My qualified endorsement of the Greens has led to some consternation: how can an economist endorse a party which has some fruitloop ideas? I suspect that some of this bemusement is a form of culture shock; it arises from the gulf between my perspective as an economist and that of Westminster bubblethink.
From my perspective, the main parties are just daft. They are promising to cut the deficit although this risks exacerbating any future slowdown and ignores the fact that negative real rates make this a great time to invest in infrastructure. They want to curb immigration even though there's no economic case for doing so and such curbs might hurt long-run growth. They are silent on the UK's single biggest economic problem, stagnant productivity and have no ideas about what to do about the banks beyond regarding them as a magic money tree; you'd never guess from the election debate that it was banks that caused the financial crisis. They have little solution to the housing crisis. And they seem to think governments can raise billions from reducing tax dodging without telling us which loopholes companies are using and which they intend to close.
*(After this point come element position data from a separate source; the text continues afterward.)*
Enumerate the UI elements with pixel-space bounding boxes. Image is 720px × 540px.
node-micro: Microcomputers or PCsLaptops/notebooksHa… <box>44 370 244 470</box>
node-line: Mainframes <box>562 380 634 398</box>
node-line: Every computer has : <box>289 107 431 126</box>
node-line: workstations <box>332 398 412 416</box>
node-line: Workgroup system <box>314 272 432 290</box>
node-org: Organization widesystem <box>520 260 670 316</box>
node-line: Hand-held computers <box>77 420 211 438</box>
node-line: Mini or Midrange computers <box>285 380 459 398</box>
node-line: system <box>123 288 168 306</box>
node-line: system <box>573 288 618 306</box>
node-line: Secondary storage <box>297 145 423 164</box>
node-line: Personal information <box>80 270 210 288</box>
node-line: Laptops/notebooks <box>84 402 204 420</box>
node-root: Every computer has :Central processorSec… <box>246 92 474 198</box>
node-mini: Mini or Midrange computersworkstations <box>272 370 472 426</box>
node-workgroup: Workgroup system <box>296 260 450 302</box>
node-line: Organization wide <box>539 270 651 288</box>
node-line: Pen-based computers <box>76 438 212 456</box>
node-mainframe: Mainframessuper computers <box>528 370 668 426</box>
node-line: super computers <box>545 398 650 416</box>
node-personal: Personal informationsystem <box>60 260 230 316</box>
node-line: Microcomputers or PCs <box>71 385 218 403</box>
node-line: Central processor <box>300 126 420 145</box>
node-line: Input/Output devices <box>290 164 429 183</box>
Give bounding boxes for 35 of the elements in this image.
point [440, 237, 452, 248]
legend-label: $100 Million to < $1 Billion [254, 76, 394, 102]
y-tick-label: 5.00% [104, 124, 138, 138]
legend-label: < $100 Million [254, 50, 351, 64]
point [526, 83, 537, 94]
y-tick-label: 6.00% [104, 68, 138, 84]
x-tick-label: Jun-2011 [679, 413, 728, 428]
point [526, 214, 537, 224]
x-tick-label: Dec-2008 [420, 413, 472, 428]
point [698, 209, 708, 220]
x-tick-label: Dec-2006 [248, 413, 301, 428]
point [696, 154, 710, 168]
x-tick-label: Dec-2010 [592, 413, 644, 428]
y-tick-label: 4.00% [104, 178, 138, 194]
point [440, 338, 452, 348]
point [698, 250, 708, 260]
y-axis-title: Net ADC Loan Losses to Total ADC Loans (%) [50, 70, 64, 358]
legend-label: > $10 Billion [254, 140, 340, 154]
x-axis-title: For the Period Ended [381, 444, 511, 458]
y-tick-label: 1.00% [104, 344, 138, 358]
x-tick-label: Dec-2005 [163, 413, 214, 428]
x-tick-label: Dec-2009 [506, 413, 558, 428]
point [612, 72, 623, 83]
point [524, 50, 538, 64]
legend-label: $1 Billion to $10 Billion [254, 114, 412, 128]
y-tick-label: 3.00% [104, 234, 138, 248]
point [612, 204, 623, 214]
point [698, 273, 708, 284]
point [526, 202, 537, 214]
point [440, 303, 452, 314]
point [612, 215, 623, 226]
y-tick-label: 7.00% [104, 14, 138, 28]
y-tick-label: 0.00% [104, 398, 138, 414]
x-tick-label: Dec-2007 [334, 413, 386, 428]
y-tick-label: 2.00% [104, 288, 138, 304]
In all these ways, the mainstream parties are as loopy as the Greens - and perhaps more expensively so given that macroeconomic errors can have a bigger cost than micro ones. As Martin Wolf says, none of them deserve to win.
Non-economists, however, don't seem to appreciate just how silly the mainstream is. A big reason for this, of course, is that the media has constructed its own narrative of mediamacro which legitimates deficit fetishism and "concerns" about immigration whilst marginalizing other issues such as the economic cost of inequality and stagnant productivity.
Mediamacro, however, is only part of the story. It is one of a number of practices whereby the ideas of those in power are given credence.
We see this, for example, in the way in which the media jealously guards its access to politicians to preserve the privileged dialogue of bubblethink - hence the hostility to Ed Miliband meeting Russell Brand. We see it in the way in which matters of choice are presented as necessities. We see it in the way in which some engagement with politics is approved and some (such as Milifandom) sneered at. And we see it in a host of legitimation rituals. These include the language of politics - who else uses phrases like "committed to", "pledge" or "the right thing to do"? - and even the dress code; Yanis Varoufakis is often called "unconventional" because he doesn't wear a tie.
Politics has many ways of creating and sustaining what Paul Krugman calls "Very Serious People" and Nassim Nicholas Taleb "empty suits" - men (generally men) whose judgments (always judgments) are sensible, sober, and wrong. One reason why I'll be voting Green is to reject this flummery.
Another thing: one might ask why there is no political party with entirely sound economics - one that: is concerned about productivity; anti-austerian; pro-market (in the right institutional framework); and egalitarian. But that's another question.